By clinching the Lions series in Pretoria last weekend, Matfield has ticked the final box on his to-do list in rugby. It was the main reason behind his decision to end his short stint in France with Toulon and move back to the Bulls; the lure was too great.
An opportunity actually arose for Matfield move to the Guinness Premiership, but once he received an offer from a South African side his mind was made up. It proved to be a sensible decision, with the Bulls defeating the Chiefs in the Super 14 final.
"It was fantastic to win the Super 14 and be back with the Bulls," he said. "They are a bunch of awesome guys and are such a close unit so it was fantastic to be a part of that again, as well as to win.
"I was one day away from signing for Northampton Saints, but pulled out the night before signing because luckily I got an offer to come back home. The Bulls were able to sort out a few problems which initially made it difficult for me to come back. It was always my first choice to come back to South Africa."
The move back home also meant Matfield reuniting with Botha at club as well as international level. Indeed it's hard to say one name without mentioning the other; they're almost like a married couple. In fact it looks like their lives have mirrored each other to the extent of getting married one day apart and their first child just months apart. But they are very different characters.
"Bakkies is a farm boy, I'm more of a city boy, but we're great mates and really understand each other after playing together for eight or nine years. He's the guy who bullies on the pitch and I'm the guy who follows him. He can get the whole pack on the front foot.
"I think we compliment each other so well because we're so different. I do all the video analysis work, whereas Bakkies says 'go away I'm not doing that'. But I'm happy to spend hours in the video room. Then I tell Baks what he needs to do and he believes in me. He trusts what I say and does it.
"Sometimes Bakkies says he doesn't even need to listen. He can read body language and know what I'm going to do or call because we've played alongside each other so long. Bakkies weighs around 118kgs whereas I only weigh 110kgs so me flying into a ruck is not as effective as him.
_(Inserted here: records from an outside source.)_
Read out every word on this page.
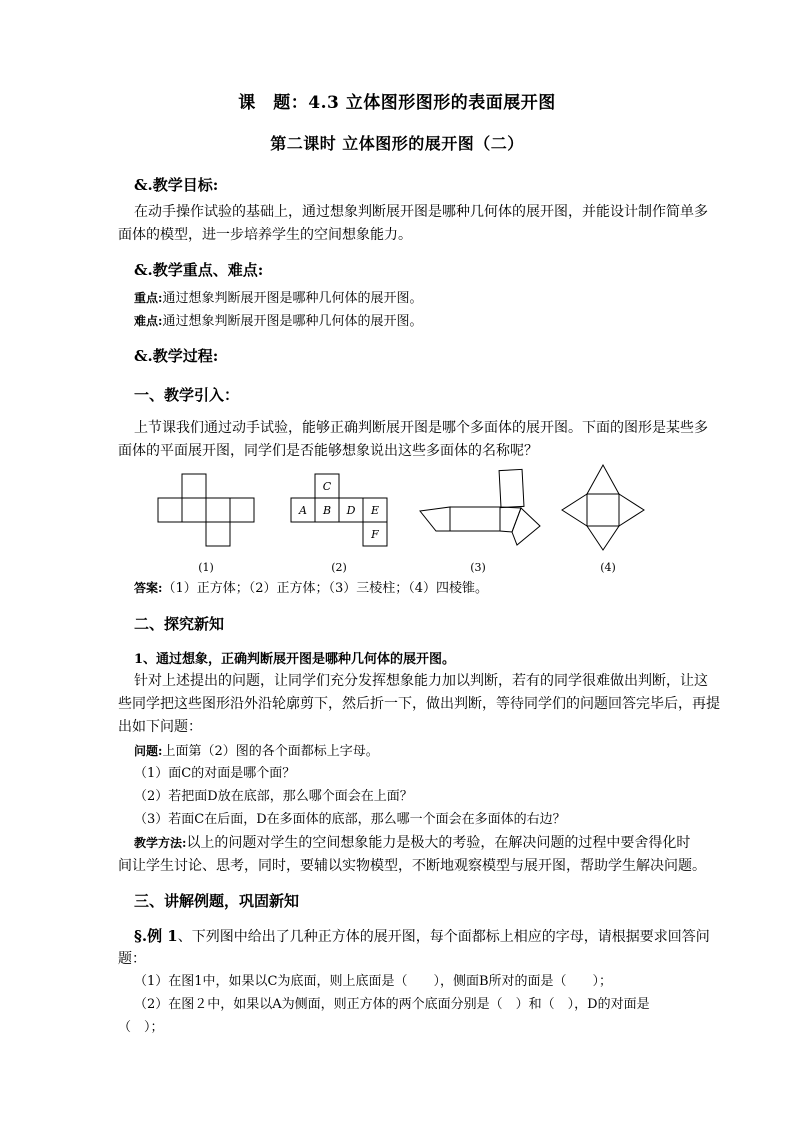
课　题：4.3 立体图形图形的表面展开图
第二课时 立体图形的展开图（二）
&.教学目标:
在动手操作试验的基础上，通过想象判断展开图是哪种几何体的展开图，并能设计制作简单多
面体的模型，进一步培养学生的空间想象能力。
&.教学重点、难点:
重点:通过想象判断展开图是哪种几何体的展开图。
难点:通过想象判断展开图是哪种几何体的展开图。
&.教学过程:
一、教学引入：
上节课我们通过动手试验，能够正确判断展开图是哪个多面体的展开图。下面的图形是某些多
面体的平面展开图，同学们是否能够想象说出这些多面体的名称呢？
C
A B D E
F
(1)	(2)	(3)	(4)
答案:（1）正方体；（2）正方体；（3）三棱柱；（4）四棱锥。
二、探究新知
1、通过想象，正确判断展开图是哪种几何体的展开图。
针对上述提出的问题，让同学们充分发挥想象能力加以判断，若有的同学很难做出判断，让这
些同学把这些图形沿外沿轮廓剪下，然后折一下，做出判断，等待同学们的问题回答完毕后，再提
出如下问题：
问题:上面第（2）图的各个面都标上字母。
（1）面C的对面是哪个面？
（2）若把面D放在底部，那么哪个面会在上面？
（3）若面C在后面，D在多面体的底部，那么哪一个面会在多面体的右边？
教学方法:以上的问题对学生的空间想象能力是极大的考验，在解决问题的过程中要舍得化时
间让学生讨论、思考，同时，要辅以实物模型，不断地观察模型与展开图，帮助学生解决问题。
三、讲解例题，巩固新知
§.例 1、下列图中给出了几种正方体的展开图，每个面都标上相应的字母，请根据要求回答问
题：
（1）在图1中，如果以C为底面，则上底面是（　　），侧面B所对的面是（　　）；
（2）在图２中，如果以A为侧面，则正方体的两个底面分别是（　）和（　），D的对面是
（　）；
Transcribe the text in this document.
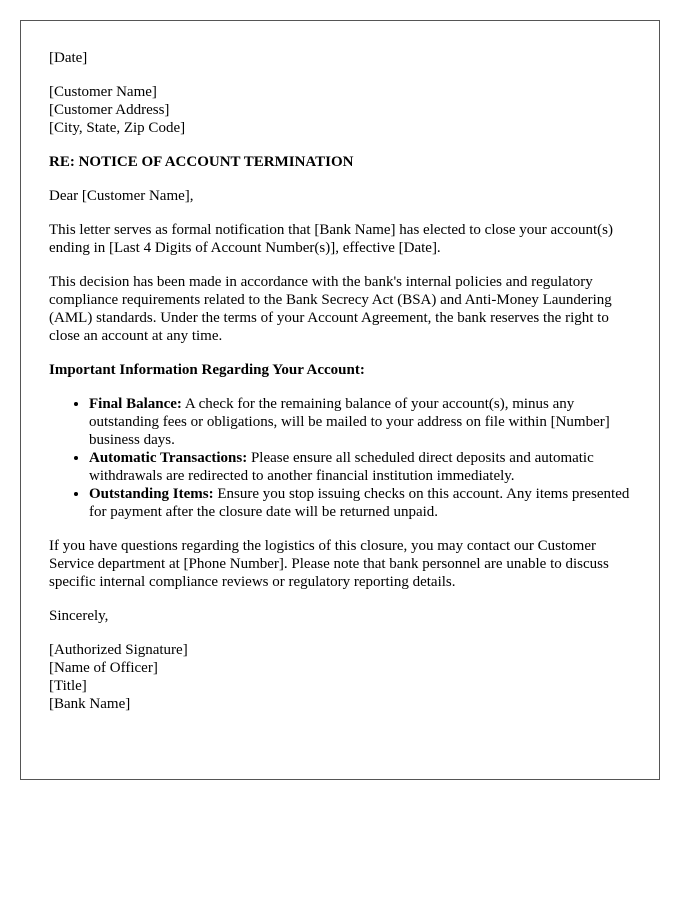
[Date]

[Customer Name]
[Customer Address]
[City, State, Zip Code]

RE: NOTICE OF ACCOUNT TERMINATION

Dear [Customer Name],

This letter serves as formal notification that [Bank Name] has elected to close your account(s) ending in [Last 4 Digits of Account Number(s)], effective [Date].

This decision has been made in accordance with the bank's internal policies and regulatory compliance requirements related to the Bank Secrecy Act (BSA) and Anti-Money Laundering (AML) standards. Under the terms of your Account Agreement, the bank reserves the right to close an account at any time.

Important Information Regarding Your Account:

• Final Balance: A check for the remaining balance of your account(s), minus any outstanding fees or obligations, will be mailed to your address on file within [Number] business days.
• Automatic Transactions: Please ensure all scheduled direct deposits and automatic withdrawals are redirected to another financial institution immediately.
• Outstanding Items: Ensure you stop issuing checks on this account. Any items presented for payment after the closure date will be returned unpaid.

If you have questions regarding the logistics of this closure, you may contact our Customer Service department at [Phone Number]. Please note that bank personnel are unable to discuss specific internal compliance reviews or regulatory reporting details.

Sincerely,

[Authorized Signature]
[Name of Officer]
[Title]
[Bank Name]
I get a lot of abuse for that at the moment as I'm the oldest and also the lightest forward; there's lots of teasing going on."
While Botha is more renowned at making headlines for the wrong reasons, Matfield has also encountered a few scrapes himself. His most famous run-in was with former Springbok coach Jake White, who was none too impressed with Matfield's hairstyle, and was quick to let him know.
"It was a long time ago when I was a youngster, a bit of rebel," he recalled. "I liked flashy looks and flashy cars. Jake just wanted what was best for me. We worked through it and won a World Cup together. I reckon as long as the image doesn't bother your playing style, you look how you want to look."
The man actually responsible for the long hair was his on-field partner Botha, who bet Matfield he would cut his hair first if they had a competition. As Victor's wife began to like the long locks on her lock, he stuck with it, whereas as Bakkies got annoyed and gave in to the barber.
In theory the loser would buy the winner an expensive dinner, but Matfield's still waiting. Not that he's really in a rush to call in the bet - after all he eats for free in his home town of Pretoria anyway.
"Yes I have 2 restaurants in Pretoria so fans are welcome to down after games, no matter what side they support. You'll never find me in kitchen. I'll just be out the front telling people to enjoy themselves!"